この度、俺様パイロットとご成婚しました。
「結婚を認めてください」
鈴菜と航輝はふたりそろって来栖家の屋敷を訪れ、睦美に向かって頭を下げた。
離婚しないという決意を固めた以上、彼に任せきりにするのではなく鈴菜も睦美との話し合いの場に赴いた。
「ほら、睦美」
今日は帰国中の達夫も同席してくれた。うつむきながらソファに座る睦美の傍らに寄り添い、手を握っている。
睦美ははあっと大きく息を吐いた。
「あなた達の結婚を認めるわ」
ようやく許しをもらえた鈴菜と航輝は、互いに目を見合わせた。
「ただし、もう隠し事はやめてちょうだい。陰でコソコソされるのはもうたくさん!」
「はい」
鈴菜は微笑みながら返事をした。
「ふたりの結婚式はうちのホテルでやろう。
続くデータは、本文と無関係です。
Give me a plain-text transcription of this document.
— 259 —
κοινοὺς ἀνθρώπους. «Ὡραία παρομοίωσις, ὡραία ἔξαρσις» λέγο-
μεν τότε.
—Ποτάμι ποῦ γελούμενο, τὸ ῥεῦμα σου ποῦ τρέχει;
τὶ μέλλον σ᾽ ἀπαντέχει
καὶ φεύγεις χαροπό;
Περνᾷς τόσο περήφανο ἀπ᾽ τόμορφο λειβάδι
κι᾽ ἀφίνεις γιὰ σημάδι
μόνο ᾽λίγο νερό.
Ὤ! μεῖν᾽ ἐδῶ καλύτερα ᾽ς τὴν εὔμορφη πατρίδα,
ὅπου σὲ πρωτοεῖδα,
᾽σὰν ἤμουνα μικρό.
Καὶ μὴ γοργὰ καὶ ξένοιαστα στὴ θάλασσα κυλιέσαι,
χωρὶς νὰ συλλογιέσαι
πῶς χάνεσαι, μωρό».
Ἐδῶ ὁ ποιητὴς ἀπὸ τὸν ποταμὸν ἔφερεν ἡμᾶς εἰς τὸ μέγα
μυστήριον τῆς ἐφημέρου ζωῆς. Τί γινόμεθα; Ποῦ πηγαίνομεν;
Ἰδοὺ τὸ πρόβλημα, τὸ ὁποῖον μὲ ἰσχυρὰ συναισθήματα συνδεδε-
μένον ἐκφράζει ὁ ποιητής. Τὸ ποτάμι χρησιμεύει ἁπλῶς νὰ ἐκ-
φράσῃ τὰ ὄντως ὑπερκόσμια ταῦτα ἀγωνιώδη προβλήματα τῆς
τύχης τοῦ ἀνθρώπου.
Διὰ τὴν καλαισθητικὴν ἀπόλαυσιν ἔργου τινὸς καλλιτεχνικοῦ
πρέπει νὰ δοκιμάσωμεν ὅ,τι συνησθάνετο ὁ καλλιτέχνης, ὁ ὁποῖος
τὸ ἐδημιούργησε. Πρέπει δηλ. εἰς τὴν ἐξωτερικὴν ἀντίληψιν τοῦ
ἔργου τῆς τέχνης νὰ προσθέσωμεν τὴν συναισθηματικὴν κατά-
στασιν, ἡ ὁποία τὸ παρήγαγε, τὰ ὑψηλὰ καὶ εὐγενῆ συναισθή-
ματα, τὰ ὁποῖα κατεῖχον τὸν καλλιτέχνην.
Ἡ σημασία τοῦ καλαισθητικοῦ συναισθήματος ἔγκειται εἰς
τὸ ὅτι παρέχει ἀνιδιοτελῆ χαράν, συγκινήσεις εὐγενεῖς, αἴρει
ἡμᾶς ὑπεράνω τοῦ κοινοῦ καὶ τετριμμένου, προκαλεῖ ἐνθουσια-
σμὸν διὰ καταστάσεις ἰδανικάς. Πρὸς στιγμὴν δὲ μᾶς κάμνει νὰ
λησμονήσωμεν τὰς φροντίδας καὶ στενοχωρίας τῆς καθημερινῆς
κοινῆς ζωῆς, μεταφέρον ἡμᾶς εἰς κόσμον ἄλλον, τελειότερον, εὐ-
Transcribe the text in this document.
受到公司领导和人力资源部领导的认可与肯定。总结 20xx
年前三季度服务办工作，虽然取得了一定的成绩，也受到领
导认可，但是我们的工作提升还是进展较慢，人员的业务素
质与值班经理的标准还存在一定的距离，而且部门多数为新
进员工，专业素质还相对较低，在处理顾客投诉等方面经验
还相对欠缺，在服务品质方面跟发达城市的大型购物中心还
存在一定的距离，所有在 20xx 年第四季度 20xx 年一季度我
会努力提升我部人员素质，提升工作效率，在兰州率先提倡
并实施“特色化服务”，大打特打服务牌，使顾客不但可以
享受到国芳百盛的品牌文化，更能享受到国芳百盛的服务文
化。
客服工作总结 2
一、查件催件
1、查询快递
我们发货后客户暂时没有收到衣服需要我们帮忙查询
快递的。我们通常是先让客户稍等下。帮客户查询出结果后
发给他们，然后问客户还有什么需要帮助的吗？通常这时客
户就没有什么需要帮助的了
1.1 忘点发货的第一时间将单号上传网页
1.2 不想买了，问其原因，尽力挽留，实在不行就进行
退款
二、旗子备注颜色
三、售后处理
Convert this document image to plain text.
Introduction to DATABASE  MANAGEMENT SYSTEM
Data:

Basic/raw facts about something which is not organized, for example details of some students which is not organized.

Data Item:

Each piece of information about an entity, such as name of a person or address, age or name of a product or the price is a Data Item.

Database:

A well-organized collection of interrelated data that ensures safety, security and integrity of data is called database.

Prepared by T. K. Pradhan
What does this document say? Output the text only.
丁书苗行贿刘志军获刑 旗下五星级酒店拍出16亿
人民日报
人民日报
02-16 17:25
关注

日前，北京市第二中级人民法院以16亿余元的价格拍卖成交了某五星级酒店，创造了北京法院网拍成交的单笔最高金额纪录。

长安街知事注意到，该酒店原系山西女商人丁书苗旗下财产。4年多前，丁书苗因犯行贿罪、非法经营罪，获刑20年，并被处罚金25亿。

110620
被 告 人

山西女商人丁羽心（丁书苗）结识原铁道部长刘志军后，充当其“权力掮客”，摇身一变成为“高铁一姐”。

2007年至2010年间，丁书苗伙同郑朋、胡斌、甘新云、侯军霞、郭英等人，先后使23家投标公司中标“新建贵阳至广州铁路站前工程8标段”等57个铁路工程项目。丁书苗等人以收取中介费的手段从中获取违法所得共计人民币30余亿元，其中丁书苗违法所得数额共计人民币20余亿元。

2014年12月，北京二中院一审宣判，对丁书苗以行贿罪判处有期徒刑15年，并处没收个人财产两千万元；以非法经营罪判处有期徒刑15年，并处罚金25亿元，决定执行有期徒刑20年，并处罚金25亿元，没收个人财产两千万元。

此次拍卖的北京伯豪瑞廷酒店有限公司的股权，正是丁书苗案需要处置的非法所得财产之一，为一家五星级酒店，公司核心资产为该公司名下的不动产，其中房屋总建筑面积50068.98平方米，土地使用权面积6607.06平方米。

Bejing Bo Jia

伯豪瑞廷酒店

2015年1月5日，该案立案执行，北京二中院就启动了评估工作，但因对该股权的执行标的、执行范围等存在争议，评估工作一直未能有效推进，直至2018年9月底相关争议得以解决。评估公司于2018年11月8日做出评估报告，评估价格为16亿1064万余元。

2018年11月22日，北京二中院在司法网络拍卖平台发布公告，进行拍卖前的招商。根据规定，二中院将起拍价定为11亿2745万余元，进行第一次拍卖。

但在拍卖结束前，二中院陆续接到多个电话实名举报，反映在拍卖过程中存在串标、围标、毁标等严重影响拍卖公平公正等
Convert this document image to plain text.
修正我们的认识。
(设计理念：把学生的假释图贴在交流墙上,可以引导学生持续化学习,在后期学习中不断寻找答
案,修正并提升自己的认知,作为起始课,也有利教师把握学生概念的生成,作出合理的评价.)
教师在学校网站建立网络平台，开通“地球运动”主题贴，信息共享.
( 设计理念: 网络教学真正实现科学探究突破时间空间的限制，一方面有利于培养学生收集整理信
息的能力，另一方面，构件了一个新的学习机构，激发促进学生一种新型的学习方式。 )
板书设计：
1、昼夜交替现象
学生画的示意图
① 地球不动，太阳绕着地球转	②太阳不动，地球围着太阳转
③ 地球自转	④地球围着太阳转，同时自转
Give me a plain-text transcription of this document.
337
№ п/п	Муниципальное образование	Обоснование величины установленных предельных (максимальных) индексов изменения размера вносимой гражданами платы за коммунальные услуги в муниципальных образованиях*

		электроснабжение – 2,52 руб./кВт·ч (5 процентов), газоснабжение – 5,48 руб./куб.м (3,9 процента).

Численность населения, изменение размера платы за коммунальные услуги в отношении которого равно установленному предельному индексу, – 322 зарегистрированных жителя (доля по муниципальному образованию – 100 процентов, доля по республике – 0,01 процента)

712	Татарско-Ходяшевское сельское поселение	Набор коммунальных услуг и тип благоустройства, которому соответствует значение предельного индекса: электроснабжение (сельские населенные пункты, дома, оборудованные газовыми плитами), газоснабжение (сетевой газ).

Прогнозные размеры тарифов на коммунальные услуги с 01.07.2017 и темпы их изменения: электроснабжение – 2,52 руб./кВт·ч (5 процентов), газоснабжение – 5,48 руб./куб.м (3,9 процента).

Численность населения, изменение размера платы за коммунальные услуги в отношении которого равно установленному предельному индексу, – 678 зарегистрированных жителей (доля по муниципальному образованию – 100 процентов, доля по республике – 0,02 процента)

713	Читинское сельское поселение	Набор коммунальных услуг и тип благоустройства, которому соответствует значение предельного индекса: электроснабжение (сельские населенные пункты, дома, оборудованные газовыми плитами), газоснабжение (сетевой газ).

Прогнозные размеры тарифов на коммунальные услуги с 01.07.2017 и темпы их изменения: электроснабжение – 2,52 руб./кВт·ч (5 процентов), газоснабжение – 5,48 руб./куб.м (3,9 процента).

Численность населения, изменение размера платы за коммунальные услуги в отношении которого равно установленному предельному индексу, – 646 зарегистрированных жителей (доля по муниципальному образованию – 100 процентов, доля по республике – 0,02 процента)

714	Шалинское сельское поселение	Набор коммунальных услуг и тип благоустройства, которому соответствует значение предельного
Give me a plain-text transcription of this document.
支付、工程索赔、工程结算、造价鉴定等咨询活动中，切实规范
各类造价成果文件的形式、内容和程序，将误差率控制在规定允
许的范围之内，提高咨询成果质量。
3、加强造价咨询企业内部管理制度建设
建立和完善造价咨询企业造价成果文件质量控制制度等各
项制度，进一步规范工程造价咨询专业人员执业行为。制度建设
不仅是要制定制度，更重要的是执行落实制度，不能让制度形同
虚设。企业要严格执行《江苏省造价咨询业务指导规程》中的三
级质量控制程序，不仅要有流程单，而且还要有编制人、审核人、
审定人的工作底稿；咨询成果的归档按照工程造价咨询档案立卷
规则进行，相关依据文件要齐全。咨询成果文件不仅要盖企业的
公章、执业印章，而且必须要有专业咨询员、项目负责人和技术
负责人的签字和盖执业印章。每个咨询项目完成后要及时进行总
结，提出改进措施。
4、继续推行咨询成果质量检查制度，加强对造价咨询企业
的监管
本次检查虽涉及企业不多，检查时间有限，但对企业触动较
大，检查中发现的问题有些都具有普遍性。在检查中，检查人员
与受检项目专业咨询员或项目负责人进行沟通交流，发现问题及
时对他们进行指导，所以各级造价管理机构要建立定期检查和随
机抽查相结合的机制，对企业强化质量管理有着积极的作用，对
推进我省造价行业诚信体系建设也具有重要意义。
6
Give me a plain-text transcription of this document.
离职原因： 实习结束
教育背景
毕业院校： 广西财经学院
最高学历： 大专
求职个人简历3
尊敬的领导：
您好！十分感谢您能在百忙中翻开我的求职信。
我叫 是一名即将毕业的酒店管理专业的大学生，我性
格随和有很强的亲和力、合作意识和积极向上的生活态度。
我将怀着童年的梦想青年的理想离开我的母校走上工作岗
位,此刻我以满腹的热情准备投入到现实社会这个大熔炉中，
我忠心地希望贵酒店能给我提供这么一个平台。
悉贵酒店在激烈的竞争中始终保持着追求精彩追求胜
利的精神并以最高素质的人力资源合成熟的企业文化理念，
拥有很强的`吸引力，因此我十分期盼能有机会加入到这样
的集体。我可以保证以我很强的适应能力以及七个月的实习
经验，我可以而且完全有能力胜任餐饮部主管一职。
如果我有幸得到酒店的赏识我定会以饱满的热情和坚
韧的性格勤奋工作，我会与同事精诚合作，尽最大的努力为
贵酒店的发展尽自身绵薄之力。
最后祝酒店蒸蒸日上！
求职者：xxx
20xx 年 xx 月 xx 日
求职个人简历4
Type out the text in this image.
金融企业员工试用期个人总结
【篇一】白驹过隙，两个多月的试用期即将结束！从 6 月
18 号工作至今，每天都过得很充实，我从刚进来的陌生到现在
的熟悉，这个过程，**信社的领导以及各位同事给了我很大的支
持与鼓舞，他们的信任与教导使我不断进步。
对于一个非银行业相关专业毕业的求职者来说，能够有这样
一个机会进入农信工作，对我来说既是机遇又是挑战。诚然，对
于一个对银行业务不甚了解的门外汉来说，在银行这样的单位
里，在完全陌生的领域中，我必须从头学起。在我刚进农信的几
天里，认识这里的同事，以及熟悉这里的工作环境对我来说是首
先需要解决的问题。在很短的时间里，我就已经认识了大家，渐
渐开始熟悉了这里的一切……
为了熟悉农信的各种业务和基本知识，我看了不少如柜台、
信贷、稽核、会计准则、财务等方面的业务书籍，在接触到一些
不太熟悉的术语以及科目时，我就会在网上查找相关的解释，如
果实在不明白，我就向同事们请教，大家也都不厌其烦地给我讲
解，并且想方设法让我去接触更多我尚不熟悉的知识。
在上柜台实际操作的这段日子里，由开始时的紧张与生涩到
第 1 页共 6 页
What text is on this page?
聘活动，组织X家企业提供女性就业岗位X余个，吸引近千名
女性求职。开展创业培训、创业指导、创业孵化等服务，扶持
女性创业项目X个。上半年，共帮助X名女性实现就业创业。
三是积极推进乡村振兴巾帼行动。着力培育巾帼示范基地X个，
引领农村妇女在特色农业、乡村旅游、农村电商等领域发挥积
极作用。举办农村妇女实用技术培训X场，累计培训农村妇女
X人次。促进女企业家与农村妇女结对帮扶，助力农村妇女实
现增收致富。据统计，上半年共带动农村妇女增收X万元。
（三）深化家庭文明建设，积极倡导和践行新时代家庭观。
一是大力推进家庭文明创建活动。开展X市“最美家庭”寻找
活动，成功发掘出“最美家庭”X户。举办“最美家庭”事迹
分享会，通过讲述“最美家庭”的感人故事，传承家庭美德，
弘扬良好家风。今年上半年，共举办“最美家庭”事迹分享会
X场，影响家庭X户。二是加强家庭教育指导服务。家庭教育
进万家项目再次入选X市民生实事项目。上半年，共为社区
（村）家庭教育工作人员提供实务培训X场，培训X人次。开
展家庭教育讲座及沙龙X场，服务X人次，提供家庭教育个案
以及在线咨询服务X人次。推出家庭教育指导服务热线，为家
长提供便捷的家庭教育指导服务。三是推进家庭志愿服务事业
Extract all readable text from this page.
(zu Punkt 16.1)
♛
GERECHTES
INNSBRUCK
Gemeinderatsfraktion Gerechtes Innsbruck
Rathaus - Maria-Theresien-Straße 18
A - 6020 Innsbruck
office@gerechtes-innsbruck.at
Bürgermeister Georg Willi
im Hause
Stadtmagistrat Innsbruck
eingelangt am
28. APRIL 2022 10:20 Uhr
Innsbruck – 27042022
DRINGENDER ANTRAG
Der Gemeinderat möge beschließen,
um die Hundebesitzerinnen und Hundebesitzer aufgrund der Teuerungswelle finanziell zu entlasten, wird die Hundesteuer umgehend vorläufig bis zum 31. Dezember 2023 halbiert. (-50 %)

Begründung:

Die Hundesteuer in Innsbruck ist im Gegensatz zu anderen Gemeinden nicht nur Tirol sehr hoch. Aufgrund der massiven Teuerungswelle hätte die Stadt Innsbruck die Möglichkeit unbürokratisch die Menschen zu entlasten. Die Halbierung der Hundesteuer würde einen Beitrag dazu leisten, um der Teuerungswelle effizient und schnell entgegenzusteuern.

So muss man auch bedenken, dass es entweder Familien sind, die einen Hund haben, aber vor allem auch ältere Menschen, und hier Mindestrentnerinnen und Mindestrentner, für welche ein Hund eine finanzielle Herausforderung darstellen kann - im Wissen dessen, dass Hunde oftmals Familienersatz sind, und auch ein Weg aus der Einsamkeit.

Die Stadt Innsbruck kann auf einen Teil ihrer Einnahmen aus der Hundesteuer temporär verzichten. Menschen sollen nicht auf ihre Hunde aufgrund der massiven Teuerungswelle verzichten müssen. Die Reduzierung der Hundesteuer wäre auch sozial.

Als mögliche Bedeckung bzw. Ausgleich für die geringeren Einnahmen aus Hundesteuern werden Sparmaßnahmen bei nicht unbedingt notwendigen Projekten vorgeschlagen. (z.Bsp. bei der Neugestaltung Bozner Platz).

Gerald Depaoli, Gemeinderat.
季節はいつがいいかな?睦美はいつがいいと思うかい?」
「達夫さん、張り切りすぎよ。まずは鈴菜さんの希望も聞かないと」
「それはそうだけど。早く会場を押さえておいた方がいいだろう?」
「そうねえ。そうなるとやっぱり温かくなった春先がいいんじゃないかしら?」
達夫と睦美は新郎新婦そっちのけで結婚式についてああでもないこうでもないと話し始める。